Daniel Mayhew, President and CEO, Orbit Gallant: You’re right. Q2 and Q3 is the slowest quarter for us historically and Q1 and Q4 is a better quarter for us. What I could say, everything is relatively stable. The contracts are stable here in Canada and in Chile. So we don’t provide any guidance to for the result or the margin, but we as you know, as you can see, we reach adjusted gross margin of over 20% for the first six months of fiscal twenty twenty five.
So we try to keep that and continue our work with the good contract we have. As I said, it’s very stable here in Canada and in South America also.
Gordon Lawson, Analyst, Paradigm Capital: Okay. That’s great. Thank you very much.
Daniel Mayhew, President and CEO, Orbit Gallant: Thank you.
Jenny, Conference Call Operator: Thank you. And your next question is from Terry Viola, a private investor. Your line is now open.
Terry Viola, Private Investor: Yes. Hi. If I heard it correctly, the December and the March are the slowest quarters for the company?
Daniel Mayhew, President and CEO, Orbit Gallant: Yes. Historically, that’s the case. Yes.
Terry Viola, Private Investor: Okay. And so here in the December just released 6,000,000 of EBITDA of adjusted EBITDA. Is that correct? So you have $6,000,000 of adjusted EBITDA in your slow quarter?
Daniel Mayhew, President and CEO, Orbit Gallant: Yes. If we extract the yes, the adjusted EBITDA is 5.6 for the quarter. So it’s better than negative for sure, but you have to understand something very important there because in Q2 last year, we closed our operation, we stopped the operation in West Africa, which has a very negative effect on our results. So with this West Africa operation stop this year, so that’s why the because our operation in Canada and South America are positive for a while, but this West Africa operation affect us so much in 2022, ’20 ’20 ’3 fiscal. So this year it seemed very good, but at the end of the day, it’s essentially the effect the negative effect of West Africa ceased to affect us.
So now we can make good business with our business in Canada and South America.
Terry Viola, Private Investor: Okay. Super. Another question is on the some investors like to look at the earnings per share after tax instead of the adjusted EBITDA. What is the earnings per share after tax if the company earns about $24,000,000 between $20,000,000 and $24,000,000 of adjusted EBITDA? I came up with about $0.25 to $0.32 area for the after tax earnings per share run rate, so to speak, if the company gets 20 to 24 of adjusted EBITDA.
Is that in the ballpark for those investors that like to see earnings per share using they like to use earnings per share for their valuation?

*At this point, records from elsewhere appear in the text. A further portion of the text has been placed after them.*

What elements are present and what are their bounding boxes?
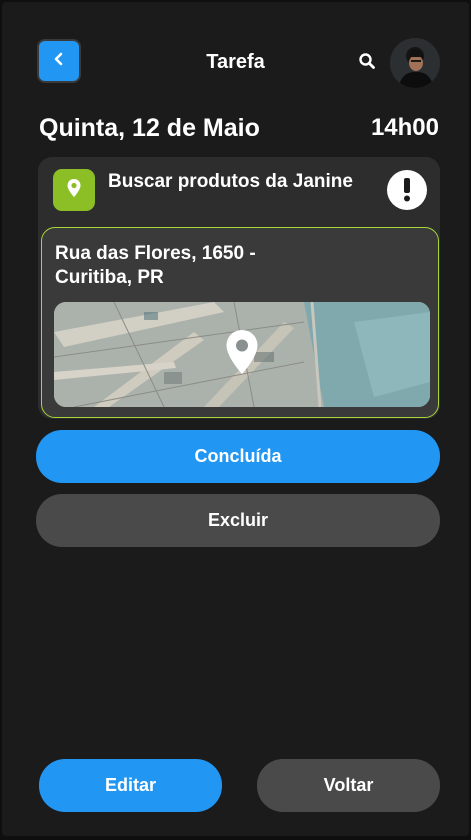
task-date: Quinta, 12 de Maio (39, 114, 260, 142)
map-preview[interactable] (54, 302, 430, 407)
complete-button[interactable]: Concluída (36, 430, 440, 483)
return-button[interactable]: Voltar (257, 759, 440, 812)
edit-button[interactable]: Editar (39, 759, 222, 812)
search-button[interactable] (356, 52, 378, 74)
location-box: Rua das Flores, 1650 - Curitiba, PR (41, 227, 439, 418)
map-pin-icon (225, 329, 259, 380)
avatar[interactable] (390, 38, 440, 88)
task-title: Buscar produtos da Janine (108, 171, 353, 192)
user-photo (390, 38, 440, 88)
exclamation-icon[interactable] (387, 170, 427, 210)
task-address: Rua das Flores, 1650 - Curitiba, PR (55, 243, 256, 288)
task-screen: Tarefa Quinta, 12 de Maio 14h00 Buscar p… (2, 2, 469, 836)
location-pin-icon (66, 178, 82, 203)
delete-button[interactable]: Excluir (36, 494, 440, 547)
category-badge (53, 169, 95, 211)
search-icon (358, 52, 376, 75)
task-time: 14h00 (370, 114, 439, 141)
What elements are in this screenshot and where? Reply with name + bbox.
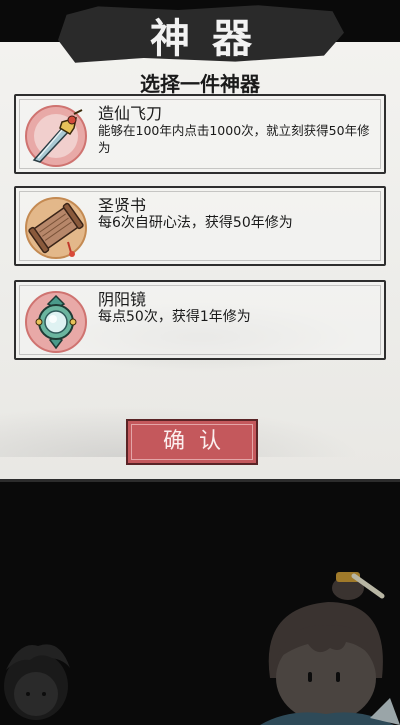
scroll-icon — [24, 196, 88, 260]
artifact-description: 每6次自研心法，获得50年修为 — [98, 215, 293, 231]
character-left-portrait — [0, 630, 80, 725]
artifact-description: 每点50次，获得1年修为 — [98, 309, 251, 325]
artifact-description: 能够在100年内点击1000次，就立刻获得50年修为 — [98, 123, 370, 155]
artifact-card-yin-yang-mirror[interactable]: 阴阳镜 每点50次，获得1年修为 — [14, 280, 386, 360]
page-title: 神器 — [150, 15, 274, 62]
character-right-portrait — [250, 568, 400, 725]
jade-mirror-icon — [24, 290, 88, 354]
title-banner: 神器 — [58, 5, 344, 63]
subtitle: 选择一件神器 — [140, 72, 260, 96]
artifact-card-sage-book[interactable]: 圣贤书 每6次自研心法，获得50年修为 — [14, 186, 386, 266]
confirm-button[interactable]: 确认 — [126, 419, 258, 465]
artifact-card-flying-sword[interactable]: 造仙飞刀 能够在100年内点击1000次，就立刻获得50年修为 — [14, 94, 386, 174]
artifact-name: 圣贤书 — [98, 196, 147, 215]
artifact-name: 阴阳镜 — [98, 290, 147, 309]
artifact-name: 造仙飞刀 — [98, 104, 163, 123]
flying-sword-icon — [24, 104, 88, 168]
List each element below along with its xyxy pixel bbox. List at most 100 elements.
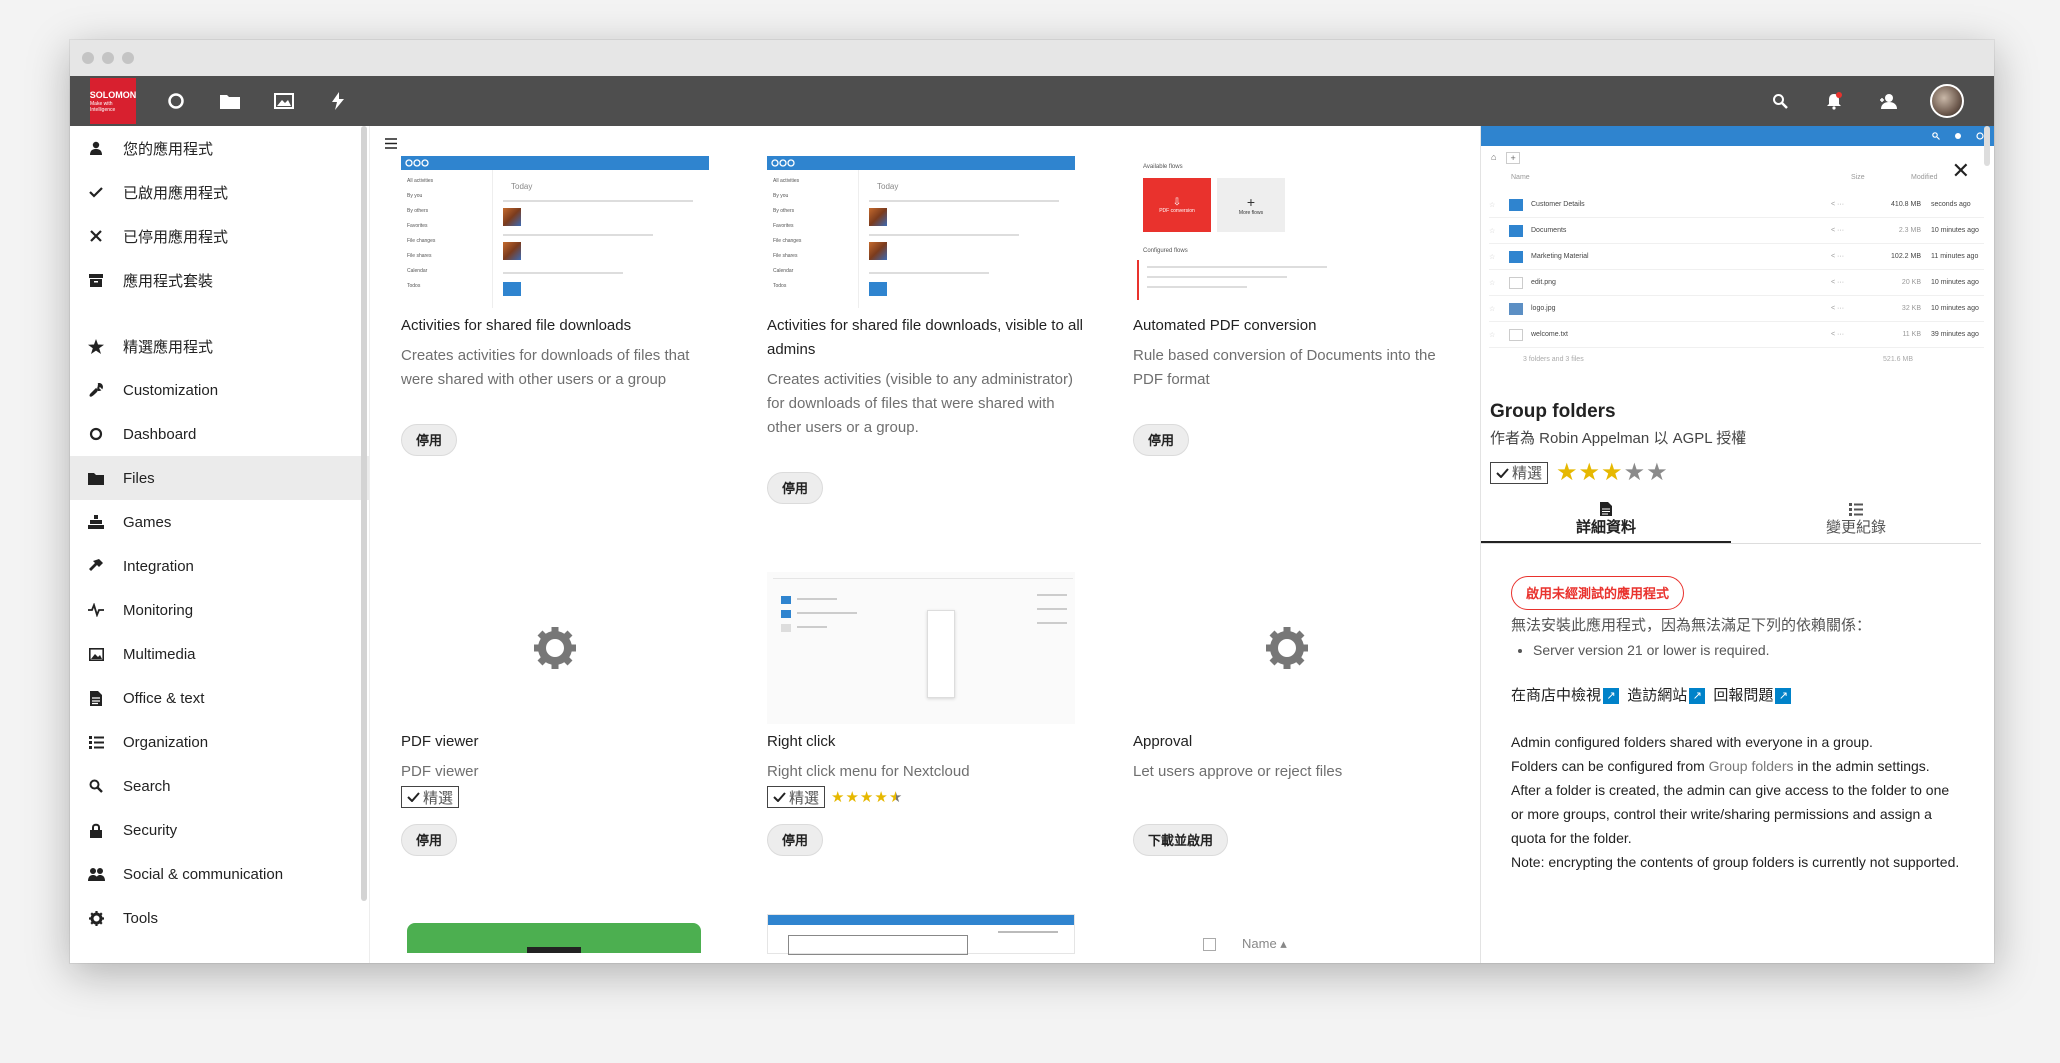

Daniel Mayhew, President and CEO, Orbit Gallant: Yes, that’s a good question. We don’t provide any guidance for that, but we could say for the first six months of this year without the effect of negative effect of West Africa, we have $0.12 So technically, we have $91,000,000 of income in the first six months of the year and we have $0.12 earning per share after tax. So that’s what we have now. And we as I said before, we have a very stable contract everywhere right now in Canada and South America. So we should be able to continue in this way.
I don’t know if it will be more or less than that, but I could confirm the $0.12 for $91,000,000 of revenue.
Terry Viola, Private Investor: Yes. Okay. So the $0.12 is so far for the last six months. Okay. Those are my questions.
Thank you. Appreciate it.
Daniel Mayhew, President and CEO, Orbit Gallant: Thank you very much.
Jenny, Conference Call Operator: Thank you. There are no further questions at this time. Please proceed.
Daniel Mayhew, President and CEO, Orbit Gallant: Okay. Thank you, Jenny. And thank you everyone to participate today. We will be in Toronto in the March at the PDEC. If you participate at this event, don’t hesitate to come and meet us at Orbeau Number 112 and we look forward to speak with you again after we report our fiscal third quarter results in the spring.
Thank you.
Jenny, Conference Call Operator: Thank you. Ladies and gentlemen, the conference has now ended. Thank you all for joining. You may all disconnect your lines.